The EEA agreement ensures Norwegian access to and rights in the internal market for everything except fish and farm produce. For insurance and other financial services, it affiliates the small Norwegian market with the internationally known and acknowledged rules of the single market, provided that the rules are implemented into Norwegian law in the same way that EU members implement the acquis. Thus, Norwegian insurers get the clear and certain legal framework needed, albeit without being able to influence it.

Following the financial crisis of 2008, the regulatory framework for financial services has undergone fundamental reform. Norwegian authorities have been eager to follow the reforms and have in many cases been early adapters of the new legislation. However, the establishment and functioning of the European Supervisory System, the four European supervisory authorities for financial services, proved to be a difficult technical and constitutional challenge for the EFTA parties in the EEA agreement.
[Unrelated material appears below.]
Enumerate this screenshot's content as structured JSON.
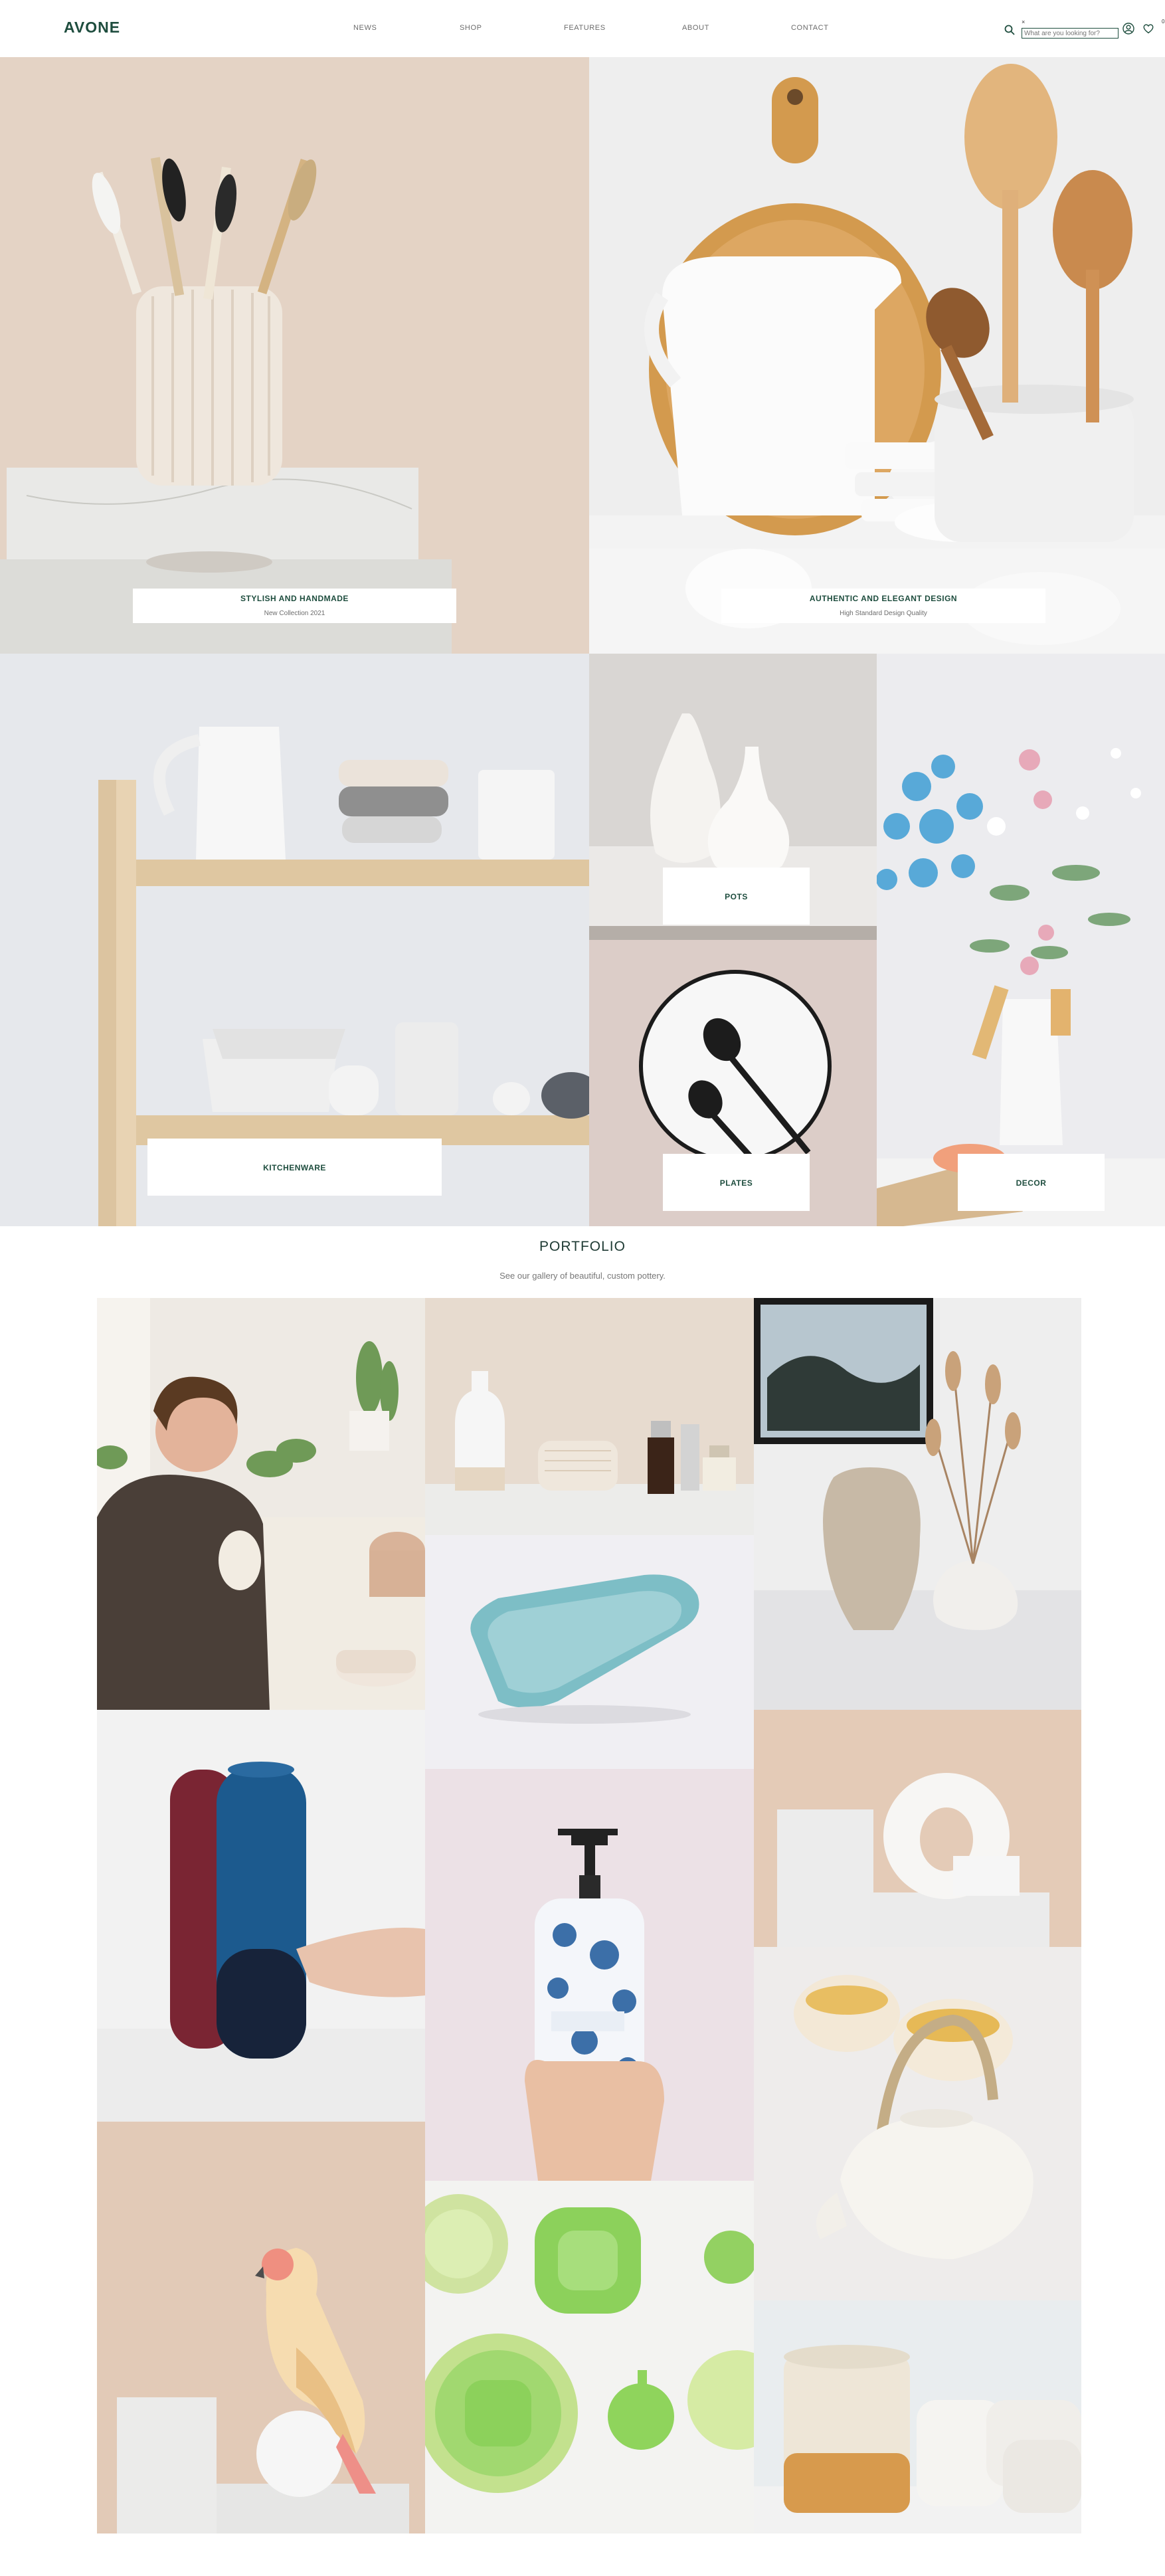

A constitutionally possible and technically feasible solution was only put into place in the autumn of 2016, six years after the regulations establishing the authorities were decided.

All regulations decided after the establishment of the ESAs refer to the powers of the ESAs. Thus, since the ESA regulations had not been incorporated into the EEA-agreement, none of the legal acts that referred to the ESA-regulations had been incorporated either. However, since 2016, several substantial parts of the pending regulation have been included into the EEA agreement, even if some crucial pieces of legislation still are pending.

During the past five years, the Norwegian financial sector have benefited from the goodwill of European FSAs. This goodwill has found pragmatic solutions where the legal basis for passporting of cross border activities has been missing. Even if there is a general perception that Norway is a part of the internal market for financial services and not a third country, this goodwill is not self-evident and cannot be taken for granted. 

The back-log does entail some degree of legal uncertainty that really goes right to the heart of financial services. Intangible contractually bound services need a clear and certain legal framework to inspire trust and to lessen the amount of time used on diligence – often far beyond “due” – when it comes to a small country that prides itself of being different from others.

The cumbersome work of entering the remaining 150 or so regulatory measures into the EEA agreement in order for the EEA to be fully and also legally integrated into the internal market will undoubtedly take more time. Norwegian authorities express optimism with regard to an accelerated pace of inclusion going forward. This is not least important since the regulatory development in financial services in the EU continues, so the back-log of outstanding issues keeps filling up.

Inside without a say

The EEA agreement has been active for 22 years. The EEA states follow the development of the EU without being able to influence the development of the union, or indeed the individual legislative acts the agreement binds us to implement. As the story of the ESA-regulations has shown, the challenge lies in developing the agreement itself alongside the development of the EU. The risk going forward is dwindling multilateral interest and effort to do the work of developing the agreement. Without such development, the EEA/EFTA affiliation to the internal market becomes fraught with uncertainty.